Carnaval à Bienne et ailleurs
Carnaval est à Bienne une tradition vivante et importante.
toute l'année, les cliques répêtent et préparent les chares et les costumes qu'ils présenteront lors du cortège du dimanche.
Cette année, par hasard, ma petite fille se trouvait chez moi, le week-end du carnaval et j'ai décidé de l'initier à cette fête.
Au début, quand elle à vu apparaitre ce personnage immense doté d'une tête de fauve aux gros yeux vets, elle n'a pas eu peur, mais quand même, elle à eu besoin que je la rassure.
C'est là que je vois comme elle me fait confiance.
Elle m'a tendu la main depuis sa poussette et elle m'a regardé.
Alors, je me suis accroupie à côté et je l'ai rassurée.
Et l'homme est passé devant nous avec toute la clique derrière lui qui jouait très fort un de ces airs habituels de carnaval.
Et ça lui a plu.
Ca l'a fascinée, totalement.
De ses grands yeux , de ces à peine deux ans d'existence, elle à ressenti la joie, le défoulement rituel et la beauté un peu primitive qui se dégage de cette tradition.
Alors, nous avons remonté le cortège, à l'envers, pour retrouver ma soeur et ses enfants.

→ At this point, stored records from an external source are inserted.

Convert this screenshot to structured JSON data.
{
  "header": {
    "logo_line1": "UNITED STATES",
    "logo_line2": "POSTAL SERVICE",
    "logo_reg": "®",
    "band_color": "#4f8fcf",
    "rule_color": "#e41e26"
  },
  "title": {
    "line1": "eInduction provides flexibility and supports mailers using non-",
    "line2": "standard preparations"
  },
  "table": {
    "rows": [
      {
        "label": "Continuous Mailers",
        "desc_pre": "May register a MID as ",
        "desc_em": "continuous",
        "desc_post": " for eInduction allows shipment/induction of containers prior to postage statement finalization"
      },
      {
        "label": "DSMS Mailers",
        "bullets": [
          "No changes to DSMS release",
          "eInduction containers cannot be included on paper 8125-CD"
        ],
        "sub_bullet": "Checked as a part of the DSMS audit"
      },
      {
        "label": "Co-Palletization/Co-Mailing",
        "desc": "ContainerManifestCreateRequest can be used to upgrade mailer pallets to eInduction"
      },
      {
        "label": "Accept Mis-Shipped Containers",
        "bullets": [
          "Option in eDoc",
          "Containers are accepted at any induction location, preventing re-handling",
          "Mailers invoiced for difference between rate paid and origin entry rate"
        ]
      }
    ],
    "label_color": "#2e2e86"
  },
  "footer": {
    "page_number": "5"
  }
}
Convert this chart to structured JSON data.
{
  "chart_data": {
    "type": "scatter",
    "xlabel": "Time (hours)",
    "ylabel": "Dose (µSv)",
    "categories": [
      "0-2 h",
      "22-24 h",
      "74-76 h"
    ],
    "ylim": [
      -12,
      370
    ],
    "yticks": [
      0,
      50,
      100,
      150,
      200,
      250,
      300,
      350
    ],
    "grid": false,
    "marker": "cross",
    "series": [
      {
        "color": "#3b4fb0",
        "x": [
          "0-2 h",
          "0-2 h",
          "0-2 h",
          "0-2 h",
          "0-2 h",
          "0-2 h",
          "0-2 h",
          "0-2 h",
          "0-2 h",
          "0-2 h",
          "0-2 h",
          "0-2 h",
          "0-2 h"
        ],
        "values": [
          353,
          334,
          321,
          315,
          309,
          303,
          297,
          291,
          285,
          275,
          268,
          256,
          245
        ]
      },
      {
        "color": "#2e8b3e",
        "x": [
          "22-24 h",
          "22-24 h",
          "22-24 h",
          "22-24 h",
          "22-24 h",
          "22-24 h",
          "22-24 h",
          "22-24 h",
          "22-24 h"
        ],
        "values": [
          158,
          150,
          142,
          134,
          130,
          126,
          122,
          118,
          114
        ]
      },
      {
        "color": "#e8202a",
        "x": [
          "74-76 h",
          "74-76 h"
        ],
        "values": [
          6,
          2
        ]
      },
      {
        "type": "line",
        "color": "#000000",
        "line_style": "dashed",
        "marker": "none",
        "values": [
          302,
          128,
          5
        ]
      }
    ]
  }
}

Sur le chemin, une dame en robe vénitienne lui à donné un bonbon.
Les confettis pleuvaient de partout et elle à aimé ça.
Je la connais si bien, je voyait qu'elle absorbait ,comme une éponge, toutes ces informations nouvelles.
Et moi, je ressentais les émotions à travers elle.
Tout notre chemin n'était que joie, sourires, vêtements colorés.
Et tout ces enfants déguisés en princesses, en lézards, en fauves, ça la ravissait.
Elle n'était plus qu'admiration et enchantement.
La vie normale n'existait plus.
Soudain, tout ces gens habituellement indifférents la remarquait.
On la photographie, on lui offre encore et encore des bonbons, des auto-collants, des sucettes, des porte-clefs et des oranges.
Tout sur fond de musique joyeuse, de boum boum de grosses caisses et du chant des trompettes.
Comme si le quotidien s'était soudain mué en paradis pour bébés, un paradis nommé : Carnaval.
Ensuite, on a rencontré tout ces cousins et petits cousins, presque en même temps.
Ces millions de confettis à dominance rose tendre qui jonchent les rues et les trottoirs, qui sortent des canons n'ont qu'un seul défaut : ils ne sont pas comestibles.
Sidney comprenait tout au fur et à mesure, et ça me ravissait.
Quelque chose d'aussi énorme ,bruyant et imprévisible que Carnaval, avec sa foule, ces masques terrifiants, tout lui semblait merveilleux..
Elle n'a pas ressenti la fatigue qui la prends généralement l'après-midi, elle profitait de chaque seconde.
Presque tranquilement, concentrée qu'elle était de n'en louper aucune miette.
Son visgae , déjà si joli habituelement rayonnait de ce plaisir nouveau : Carnaval.
Je n'ai jamais vu autant de personnes se diriger vers ma poussette pour offrir quelque chose au bébé qui était dedans.
Une dame est venue, avec un gros ballon rose.
Sidney l'agitait en rithme.
Et puis, je l'ai laissée jouer un peu, au milieu des confettis, avec ses cousins.
Grace à elle, j'ai redécouvert Carnaval.
S'il est vrai que ce qui intervient dans les premières années de vie d'un enfant le marque pour toujours, alors je ne serais pas étonnée qu'on la retrouve un jour au sommet d'un char.!
En tant que grand-maman, mon rôe est de transmettre.
Pas d'imposer.
Si elle n'avait pas aimé, alors nous aurions fait autre chose.